The schedule was rearranged a bit, so it doesn't quite correspond to the one on the website (or I might be just misremembering). IIRC, the order was: welcome address, "Three cool things about D" by Andrei, "Interfacing D to legacy C++ code" by Walter, "Writing quick code, quickly" by Andrei, followed by the panel.

Andrei's first talk was mainly concerning with "pure", its variants (strong/weak), rules and benefits, as well as a quick description of CTFE and the famous ctRegex benchmark where D beats everything else. I'm not sure if some slides were skipped over due to time constraints.

Walter's talk was about how D was extended to gradually support more ways to interface with C++ (class/vtable layouts, namespaces, extern(C++), name mangling etc.) and how it helped DDMD.

Andrei's second talk, "Writing quick code, quickly" was not related to D, but I enjoyed it immensely. It covers some interesting optimization problems with some surprising solutions. I highly recommend watching this.

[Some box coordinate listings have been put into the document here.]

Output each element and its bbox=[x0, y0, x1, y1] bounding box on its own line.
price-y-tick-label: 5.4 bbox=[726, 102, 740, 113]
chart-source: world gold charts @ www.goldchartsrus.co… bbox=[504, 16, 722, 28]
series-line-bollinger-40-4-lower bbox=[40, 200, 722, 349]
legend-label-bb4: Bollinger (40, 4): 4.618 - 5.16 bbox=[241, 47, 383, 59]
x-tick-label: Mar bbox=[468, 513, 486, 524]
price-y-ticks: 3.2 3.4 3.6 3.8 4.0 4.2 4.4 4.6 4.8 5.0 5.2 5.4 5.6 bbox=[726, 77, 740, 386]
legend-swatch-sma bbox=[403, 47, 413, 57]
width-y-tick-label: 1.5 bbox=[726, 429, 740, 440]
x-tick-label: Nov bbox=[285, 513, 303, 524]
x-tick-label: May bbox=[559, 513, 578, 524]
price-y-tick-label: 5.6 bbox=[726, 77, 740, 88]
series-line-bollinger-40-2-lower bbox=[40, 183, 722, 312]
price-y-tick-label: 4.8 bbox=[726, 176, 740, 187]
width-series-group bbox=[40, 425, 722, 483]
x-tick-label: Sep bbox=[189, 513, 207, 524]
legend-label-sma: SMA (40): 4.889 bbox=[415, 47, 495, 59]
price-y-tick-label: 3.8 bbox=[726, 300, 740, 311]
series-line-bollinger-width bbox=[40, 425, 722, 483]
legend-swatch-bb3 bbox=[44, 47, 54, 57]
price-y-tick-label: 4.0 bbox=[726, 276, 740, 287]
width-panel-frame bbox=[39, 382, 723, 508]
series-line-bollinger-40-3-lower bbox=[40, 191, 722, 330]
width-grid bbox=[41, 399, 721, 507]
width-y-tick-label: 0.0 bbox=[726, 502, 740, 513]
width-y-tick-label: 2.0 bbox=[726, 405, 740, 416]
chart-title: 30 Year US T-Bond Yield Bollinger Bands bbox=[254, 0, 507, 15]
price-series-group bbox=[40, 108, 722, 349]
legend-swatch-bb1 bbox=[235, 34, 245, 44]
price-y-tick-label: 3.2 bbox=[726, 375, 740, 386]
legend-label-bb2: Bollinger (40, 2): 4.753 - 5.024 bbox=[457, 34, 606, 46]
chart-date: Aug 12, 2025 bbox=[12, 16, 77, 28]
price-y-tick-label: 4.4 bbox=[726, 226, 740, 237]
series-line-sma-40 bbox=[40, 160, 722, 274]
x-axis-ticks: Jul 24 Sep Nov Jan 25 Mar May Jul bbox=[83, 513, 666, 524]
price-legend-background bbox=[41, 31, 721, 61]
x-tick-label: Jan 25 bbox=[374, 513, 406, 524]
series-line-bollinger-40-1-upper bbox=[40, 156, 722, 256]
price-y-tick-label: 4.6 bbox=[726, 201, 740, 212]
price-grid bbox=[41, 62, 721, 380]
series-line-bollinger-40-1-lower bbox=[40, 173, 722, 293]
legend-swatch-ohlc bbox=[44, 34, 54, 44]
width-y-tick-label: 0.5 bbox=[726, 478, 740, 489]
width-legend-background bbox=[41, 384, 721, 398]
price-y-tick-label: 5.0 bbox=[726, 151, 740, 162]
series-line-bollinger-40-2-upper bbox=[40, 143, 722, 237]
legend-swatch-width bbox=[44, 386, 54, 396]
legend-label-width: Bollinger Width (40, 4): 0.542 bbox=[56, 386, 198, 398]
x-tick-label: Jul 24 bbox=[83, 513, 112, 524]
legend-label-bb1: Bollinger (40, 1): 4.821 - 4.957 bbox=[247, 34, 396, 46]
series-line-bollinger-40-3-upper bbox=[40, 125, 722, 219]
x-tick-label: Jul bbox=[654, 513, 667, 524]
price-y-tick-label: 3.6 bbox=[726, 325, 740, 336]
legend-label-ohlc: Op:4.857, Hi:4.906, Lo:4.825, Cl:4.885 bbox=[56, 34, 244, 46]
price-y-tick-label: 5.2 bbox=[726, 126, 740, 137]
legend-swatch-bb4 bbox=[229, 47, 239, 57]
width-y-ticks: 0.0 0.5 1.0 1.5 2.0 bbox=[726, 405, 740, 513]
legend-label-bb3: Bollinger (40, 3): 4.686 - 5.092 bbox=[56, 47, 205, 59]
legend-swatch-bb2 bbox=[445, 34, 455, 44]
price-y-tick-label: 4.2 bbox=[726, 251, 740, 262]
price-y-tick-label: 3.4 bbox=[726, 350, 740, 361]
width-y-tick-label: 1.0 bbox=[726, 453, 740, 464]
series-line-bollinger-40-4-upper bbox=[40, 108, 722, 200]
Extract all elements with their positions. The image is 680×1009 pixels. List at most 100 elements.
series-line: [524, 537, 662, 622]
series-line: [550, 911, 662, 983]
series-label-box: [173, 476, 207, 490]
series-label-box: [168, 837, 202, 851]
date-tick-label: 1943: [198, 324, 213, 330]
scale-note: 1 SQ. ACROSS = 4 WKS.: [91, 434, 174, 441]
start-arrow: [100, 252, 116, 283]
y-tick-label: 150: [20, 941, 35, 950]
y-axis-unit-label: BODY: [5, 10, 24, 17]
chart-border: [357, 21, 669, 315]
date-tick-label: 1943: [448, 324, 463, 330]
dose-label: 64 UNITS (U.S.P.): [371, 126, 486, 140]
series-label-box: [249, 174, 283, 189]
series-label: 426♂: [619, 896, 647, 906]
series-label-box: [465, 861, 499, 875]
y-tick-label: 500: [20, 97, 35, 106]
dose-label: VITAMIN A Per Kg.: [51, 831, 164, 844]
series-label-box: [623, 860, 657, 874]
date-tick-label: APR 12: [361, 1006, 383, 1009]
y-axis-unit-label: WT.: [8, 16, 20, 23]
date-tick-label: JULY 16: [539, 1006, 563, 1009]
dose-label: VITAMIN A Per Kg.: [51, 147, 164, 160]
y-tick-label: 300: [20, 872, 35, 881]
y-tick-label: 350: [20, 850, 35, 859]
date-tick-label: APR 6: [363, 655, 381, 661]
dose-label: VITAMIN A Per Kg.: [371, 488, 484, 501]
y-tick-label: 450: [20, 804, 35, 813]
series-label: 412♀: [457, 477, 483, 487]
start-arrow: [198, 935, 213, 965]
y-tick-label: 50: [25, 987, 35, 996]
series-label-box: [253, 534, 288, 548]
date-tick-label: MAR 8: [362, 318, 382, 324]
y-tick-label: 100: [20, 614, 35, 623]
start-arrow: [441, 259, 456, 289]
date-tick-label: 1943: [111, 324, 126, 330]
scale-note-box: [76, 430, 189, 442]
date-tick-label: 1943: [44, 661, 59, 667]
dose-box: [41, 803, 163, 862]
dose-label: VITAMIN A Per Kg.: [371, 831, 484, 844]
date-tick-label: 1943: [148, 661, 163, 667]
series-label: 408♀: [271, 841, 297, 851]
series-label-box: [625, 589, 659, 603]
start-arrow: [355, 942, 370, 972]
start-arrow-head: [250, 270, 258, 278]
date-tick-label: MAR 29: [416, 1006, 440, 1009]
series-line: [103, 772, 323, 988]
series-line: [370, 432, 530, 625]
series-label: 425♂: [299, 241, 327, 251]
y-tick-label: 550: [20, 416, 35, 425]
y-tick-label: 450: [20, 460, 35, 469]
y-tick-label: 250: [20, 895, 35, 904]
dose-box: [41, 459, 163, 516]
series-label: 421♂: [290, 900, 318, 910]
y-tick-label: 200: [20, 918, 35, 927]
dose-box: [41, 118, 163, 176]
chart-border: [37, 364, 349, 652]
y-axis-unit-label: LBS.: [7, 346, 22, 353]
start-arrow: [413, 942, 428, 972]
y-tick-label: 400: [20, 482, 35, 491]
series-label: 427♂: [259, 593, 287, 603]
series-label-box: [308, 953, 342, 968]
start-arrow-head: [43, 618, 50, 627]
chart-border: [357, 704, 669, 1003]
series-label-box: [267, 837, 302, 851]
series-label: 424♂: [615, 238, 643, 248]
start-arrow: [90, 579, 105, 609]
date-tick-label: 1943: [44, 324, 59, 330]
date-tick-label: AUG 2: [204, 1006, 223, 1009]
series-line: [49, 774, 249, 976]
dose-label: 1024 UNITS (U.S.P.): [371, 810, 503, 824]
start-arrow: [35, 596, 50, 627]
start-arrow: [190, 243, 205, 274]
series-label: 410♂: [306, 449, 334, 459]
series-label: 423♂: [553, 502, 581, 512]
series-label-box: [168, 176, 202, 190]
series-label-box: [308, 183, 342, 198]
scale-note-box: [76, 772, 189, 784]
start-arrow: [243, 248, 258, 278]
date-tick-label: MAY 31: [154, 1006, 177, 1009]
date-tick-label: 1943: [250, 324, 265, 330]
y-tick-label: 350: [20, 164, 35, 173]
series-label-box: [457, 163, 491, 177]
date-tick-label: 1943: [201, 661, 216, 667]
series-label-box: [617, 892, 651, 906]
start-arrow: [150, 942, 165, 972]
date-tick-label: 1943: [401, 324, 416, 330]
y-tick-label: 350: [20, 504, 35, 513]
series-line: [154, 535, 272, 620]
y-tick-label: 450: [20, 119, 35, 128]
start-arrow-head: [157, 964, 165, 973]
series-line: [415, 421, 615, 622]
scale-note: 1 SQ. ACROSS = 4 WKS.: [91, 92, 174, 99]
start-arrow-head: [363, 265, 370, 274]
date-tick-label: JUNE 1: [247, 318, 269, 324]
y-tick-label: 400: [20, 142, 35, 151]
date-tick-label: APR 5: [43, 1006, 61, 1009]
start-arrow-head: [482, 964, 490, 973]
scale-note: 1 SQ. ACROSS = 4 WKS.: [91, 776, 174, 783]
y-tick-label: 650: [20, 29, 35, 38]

Finally, there was the panel with Scott Meyers. This included a book giveaway for the most embarrassing questions, of which there were many. A big part of the audience had left at this point though, as it was getting late. Many questions concerned D's ecosystem, e.g. whether we have good debugging GUIs for all platforms, which we don't for OS X. The books were TDPL (the rare edition with no author on the cover), Ali's D book, and a C++ book by either Andrei or Scott (unfortunately I do not remember), all signed by their authors.

This was all for the conference. We took the rest of the weekend to tour Brașov and do some sightseeing. The most striking thing about the city is the number of roundabouts - probably 90% of intersections were replaced by them! If you're around, do make sure to make the climb to the mountain looming above the old city (or just take the cable car), the view is awesome.